The angry professor, who from this point on shall be known as Dr. Nutter, then fled the scene, leaving the rest of us totally speechless. Except for one student who piped up as Dr. Nutter left for the second time, "Uh, we pay you..." Unfortunately, she was too far gone into her mental breakdown to hear him.

One giant, collective thought bubble with the letters "WTF?" hovered above our heads. No one knew what had just hit us or what we had done to deserve it. The class started mumbling and shaking their heads as we worked together to put the desks back in order. We sat down, resolved to tell our professor, who shall be known as Dr. Awesome, all about the shit that had just went down.

Dr. Awesome came in a few minutes later and the student who had started this whole thing with a simple question was bouncing in her seat. "Boy, do we have a story to tell you." We quickly informed Dr. Awesome of everything that had happened, including the accusation of rudeness that had been hurled at our fellow classmate, and Dr. Awesome stared back at us with the same expression of "Oh my God, are you serious?" that we had been sporting only moments ago.

Dr. Awesome apologized for what had happened and told us that was no way for a professor to speak to a student. Someone managed to get Dr. Nutter's name from the previous class and Dr. Awesome tried looking her up on the faculty database. We described Dr. Nutter to her and told her again, in great detail, about everything that had happened. . Dr.
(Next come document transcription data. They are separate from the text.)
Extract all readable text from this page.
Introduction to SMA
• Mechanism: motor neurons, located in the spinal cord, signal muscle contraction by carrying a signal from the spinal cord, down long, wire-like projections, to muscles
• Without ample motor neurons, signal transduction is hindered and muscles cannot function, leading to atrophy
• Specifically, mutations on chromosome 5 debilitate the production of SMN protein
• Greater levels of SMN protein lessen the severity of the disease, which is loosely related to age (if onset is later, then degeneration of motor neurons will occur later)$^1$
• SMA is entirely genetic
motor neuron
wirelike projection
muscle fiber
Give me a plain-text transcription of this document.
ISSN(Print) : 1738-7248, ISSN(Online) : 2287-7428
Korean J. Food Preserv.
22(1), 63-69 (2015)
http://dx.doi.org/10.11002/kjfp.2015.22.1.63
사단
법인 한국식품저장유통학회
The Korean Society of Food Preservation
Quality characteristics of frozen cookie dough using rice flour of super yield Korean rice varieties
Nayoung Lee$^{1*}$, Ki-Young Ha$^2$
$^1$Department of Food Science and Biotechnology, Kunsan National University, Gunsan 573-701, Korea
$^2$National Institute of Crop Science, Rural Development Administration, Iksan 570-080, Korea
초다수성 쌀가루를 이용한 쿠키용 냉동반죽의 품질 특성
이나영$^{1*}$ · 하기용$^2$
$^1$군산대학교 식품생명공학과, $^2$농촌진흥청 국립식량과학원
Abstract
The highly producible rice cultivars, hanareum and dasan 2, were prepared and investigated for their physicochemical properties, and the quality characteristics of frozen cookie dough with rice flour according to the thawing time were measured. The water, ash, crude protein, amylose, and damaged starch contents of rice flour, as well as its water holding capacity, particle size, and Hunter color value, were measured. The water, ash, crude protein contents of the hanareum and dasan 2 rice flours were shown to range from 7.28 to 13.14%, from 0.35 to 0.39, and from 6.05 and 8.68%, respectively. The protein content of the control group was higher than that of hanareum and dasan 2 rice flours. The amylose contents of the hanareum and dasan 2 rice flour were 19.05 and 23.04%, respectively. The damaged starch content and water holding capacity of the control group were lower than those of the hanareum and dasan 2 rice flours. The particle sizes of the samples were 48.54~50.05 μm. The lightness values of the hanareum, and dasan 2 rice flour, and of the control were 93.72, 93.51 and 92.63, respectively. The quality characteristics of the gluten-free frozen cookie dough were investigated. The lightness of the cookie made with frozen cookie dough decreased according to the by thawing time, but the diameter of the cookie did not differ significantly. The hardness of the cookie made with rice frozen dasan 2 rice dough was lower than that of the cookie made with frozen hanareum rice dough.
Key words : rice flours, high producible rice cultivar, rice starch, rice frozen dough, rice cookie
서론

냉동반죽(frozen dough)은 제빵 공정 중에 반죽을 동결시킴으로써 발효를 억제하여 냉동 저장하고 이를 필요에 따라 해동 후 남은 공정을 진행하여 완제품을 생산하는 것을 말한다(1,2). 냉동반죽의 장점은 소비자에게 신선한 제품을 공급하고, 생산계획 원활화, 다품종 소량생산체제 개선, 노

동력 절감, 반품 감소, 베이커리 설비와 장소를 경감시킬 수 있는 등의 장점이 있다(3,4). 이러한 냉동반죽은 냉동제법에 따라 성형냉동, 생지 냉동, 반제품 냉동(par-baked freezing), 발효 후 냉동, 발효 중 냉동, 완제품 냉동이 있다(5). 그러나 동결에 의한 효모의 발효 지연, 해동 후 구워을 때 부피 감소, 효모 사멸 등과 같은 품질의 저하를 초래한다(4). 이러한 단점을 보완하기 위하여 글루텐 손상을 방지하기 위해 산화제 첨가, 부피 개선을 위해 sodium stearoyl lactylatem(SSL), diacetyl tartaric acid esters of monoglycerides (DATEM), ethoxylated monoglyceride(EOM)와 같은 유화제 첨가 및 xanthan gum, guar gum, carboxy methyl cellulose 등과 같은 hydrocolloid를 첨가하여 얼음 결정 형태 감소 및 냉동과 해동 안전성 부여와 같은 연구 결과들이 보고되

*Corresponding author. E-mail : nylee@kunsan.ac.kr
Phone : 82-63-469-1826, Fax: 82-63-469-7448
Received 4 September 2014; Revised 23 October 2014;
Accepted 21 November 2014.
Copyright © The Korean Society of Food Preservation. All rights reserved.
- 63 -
Awesome was definitely not pleased. The History department is a very close knit group for a couple of different reasons. One is probably because you have to be at least a little bit crazy to be obsessed with old things and the other is that History is still very much an underappreciated discipline. So we look out for each other. You mess with one of us, you mess with all of us.

We also told Dr. Awesome that, according to Dr. Nutter, her class are not the ones moving the desks. And if that's the truth, then it has to be another class in the morning before Dr. Nutter's or one later in the day after ours. In any case, we somehow had to get in touch with the class that was moving the desks. So, at the end of class Dr. Awesome found a piece of chalk and wrote a note on the blackboard in very big, hard to miss letters:


Please return desks to original positions.
--Dr. Super Awesome
ex: 24601

She signed the note with her full name and extension number as if to say, "There, that ought to piss em off." Dr. Awesome apologized to us again because, since we had finally raised the issue, there was the high possibility of Dr. Nutter deciding to fuck with us in return. So it's possible that we may have just started a war with the Humanities department or whatever it is that Dr. Nutter teaches. I hear there's gonna be a rumble in the courtyard and if so, I absolutely refuse to participate without at least a 12 piece orchestra.

I may have an update tomorrow. Either way, I'll keep you posted.